基于元胞传输模型的楼梯区域行人运动

针对楼梯区域行人运动进行观测实验,获得行人上下楼过程中的运动数据,通过对数据进行整理与分析,绘制不同过程中流量-密度变化关系图.通过对流密关系图进行定量分析,掌握楼梯区域行人运动特征,并改进原有元胞传输模型,提出楼梯行人运动模型,仿真模拟行人运动过程.模型中,引入势能修正系数,利用异向行人对元胞势能的影响来改变行人的路径选择;引入流量修正系数,描述不同的物理参数对元胞边界最大流量的影响;引入偏移系数,修正移动规则,增强优先方向对行人路径选择行为的影响.然后,通过比较仿真结果与实验数据,对模型及引入参数进行验证和校准.最后,利用校正模型,模拟研究楼梯区域对向行人运动过程,并对势能修正参数进行了灵敏度分析,进一步研究模型参数对行人运动的影响.研究表明,该模型可以模拟刻画楼梯区域行人运动过程,同时验证了楼梯区域行人集散效率跟行人到达率与行人路径选择有关.

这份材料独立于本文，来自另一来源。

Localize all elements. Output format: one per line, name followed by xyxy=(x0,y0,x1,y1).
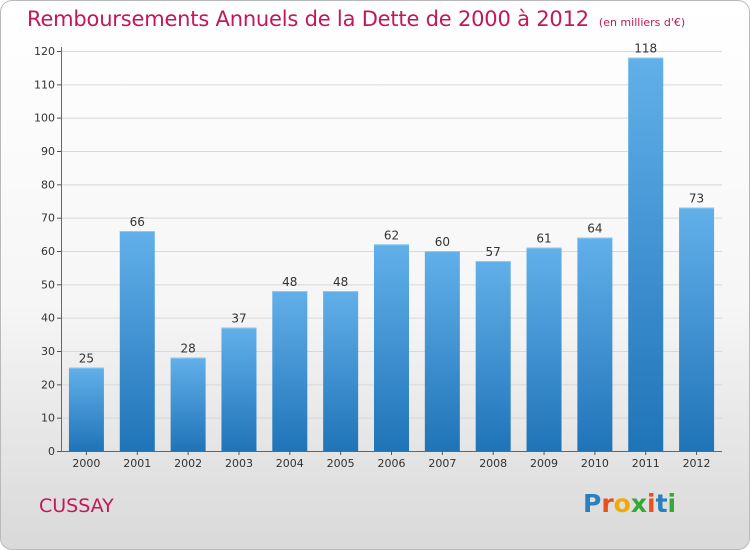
y-tick-label: 60 xyxy=(41,245,55,258)
x-tick-label: 2006 xyxy=(378,457,406,470)
bar xyxy=(272,291,308,451)
logo-letter: t xyxy=(655,489,668,518)
logo-letter: o xyxy=(613,489,631,518)
y-tick-label: 70 xyxy=(41,212,55,225)
value-label: 57 xyxy=(486,245,501,259)
y-tick-label: 10 xyxy=(41,412,55,425)
x-tick-label: 2011 xyxy=(632,457,660,470)
value-label: 73 xyxy=(689,192,704,206)
x-tick-label: 2009 xyxy=(530,457,558,470)
x-axis-ticks: 2000 2001 2002 2003 2004 2005 2006 2007 2008 2009… xyxy=(72,451,711,470)
y-tick-label: 40 xyxy=(41,312,55,325)
chart-title: Remboursements Annuels de la Dette de 20… xyxy=(27,7,589,31)
bar xyxy=(68,367,104,451)
logo-letter: P xyxy=(583,489,602,518)
value-label: 64 xyxy=(587,222,602,236)
value-label: 62 xyxy=(384,228,399,242)
bar xyxy=(577,237,613,451)
y-tick-label: 120 xyxy=(34,45,55,58)
y-axis-ticks: 0 10 20 30 40 50 60 70 80 90 100 110 120 xyxy=(34,45,61,458)
y-tick-label: 20 xyxy=(41,378,55,391)
x-tick-label: 2005 xyxy=(327,457,355,470)
y-tick-label: 30 xyxy=(41,345,55,358)
proxiti-logo: Proxiti xyxy=(583,489,676,518)
logo-letter: x xyxy=(630,489,647,518)
x-tick-label: 2000 xyxy=(72,457,100,470)
y-tick-label: 50 xyxy=(41,278,55,291)
value-label: 61 xyxy=(536,232,551,246)
logo-letter: i xyxy=(647,489,656,518)
bar xyxy=(323,291,359,451)
logo-letter: r xyxy=(601,489,614,518)
x-tick-label: 2002 xyxy=(174,457,202,470)
bar xyxy=(628,57,664,452)
value-label: 118 xyxy=(634,42,657,56)
y-tick-label: 80 xyxy=(41,178,55,191)
place-name: CUSSAY xyxy=(39,495,114,517)
y-tick-label: 90 xyxy=(41,145,55,158)
value-label: 66 xyxy=(130,215,145,229)
x-tick-label: 2001 xyxy=(123,457,151,470)
bar xyxy=(679,207,715,451)
bar xyxy=(526,247,562,451)
logo-letter: i xyxy=(667,489,677,518)
title-row: Remboursements Annuels de la Dette de 20… xyxy=(27,7,685,31)
x-tick-label: 2008 xyxy=(479,457,507,470)
x-tick-label: 2007 xyxy=(428,457,456,470)
bar xyxy=(221,327,257,451)
x-tick-label: 2004 xyxy=(276,457,304,470)
x-tick-label: 2012 xyxy=(683,457,711,470)
value-label: 37 xyxy=(231,312,246,326)
value-label: 48 xyxy=(333,275,348,289)
bar xyxy=(119,231,155,451)
y-tick-label: 0 xyxy=(48,445,55,458)
x-tick-label: 2010 xyxy=(581,457,609,470)
bars xyxy=(68,57,715,452)
bar xyxy=(424,251,460,451)
value-label: 28 xyxy=(180,342,195,356)
chart-unit: (en milliers d'€) xyxy=(598,16,686,29)
bar xyxy=(374,244,409,451)
y-tick-label: 110 xyxy=(34,78,55,91)
value-label: 48 xyxy=(282,275,297,289)
bar xyxy=(475,261,511,451)
value-label: 25 xyxy=(79,352,94,366)
bar xyxy=(170,357,206,451)
x-tick-label: 2003 xyxy=(225,457,253,470)
value-labels: 25 66 28 37 48 48 62 60 57 61 64 118 73 xyxy=(79,42,704,366)
y-tick-label: 100 xyxy=(34,112,55,125)
value-label: 60 xyxy=(435,235,450,249)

Study of pedestrian flow on stairs with a cellular transmission model

The aim of this study is to address the following issues: 1) revealing the typical behaviors and properties of pedestrian movement when going upstairs and downstairs; 2) constructing a pedestrian evacuation model to formulate the walking process of pedestrians in stair area; 3) verifying that the cell transmission model widely used in the two-dimensional walking space can also be applied to the three-dimensional staircase area. Firstly, an observation experiment is carried out to gain the pedestrian movement data in the process of going upstairs and downstairs. By collating the data, the relation between density and flow in the unidirectional process of going upstairs or going downstairs, and in the bi-directional process of going upstairs and downstairs, are drawn respectively. Then, by analyzing the fundamental diagrams, several characteristics of pedestrian movement in stair area are revealed. Based on these characteristics, an extended cell transmission model is proposed. In this model, a potential correction coefficient is introduced to change the route choice of pedestrians by using the influence of different directional pedestrians on the potential; a flow modification coefficient is introduced to describe the effect of physical parameters on the maximum flow at the boundary between two neighboring cells; and an offset coefficient is introduced to correct movement rules and strengthen the influence of preferential direction on pedestrian route choice. Further, simulations relied on the proposed model are conducted. By comparing the simulation results with the experimental data, the model is calibrated. Then the calibrated model is employed to formulate the pedestrian movement in stair area, and the sensitivity of the potential correction parameter is also discussed. The simulation results indicate that the proposed model can successfully reproduce the movement of pedestrians on stair. Moreover, the route-choice behaviors of pedestrians can be directed by varying the values of the potential correction coefficient, which can present important information about optimizing the evacuation process of pedestrians on stair, thereby reducing the risk of an accident, such as congesting and treading.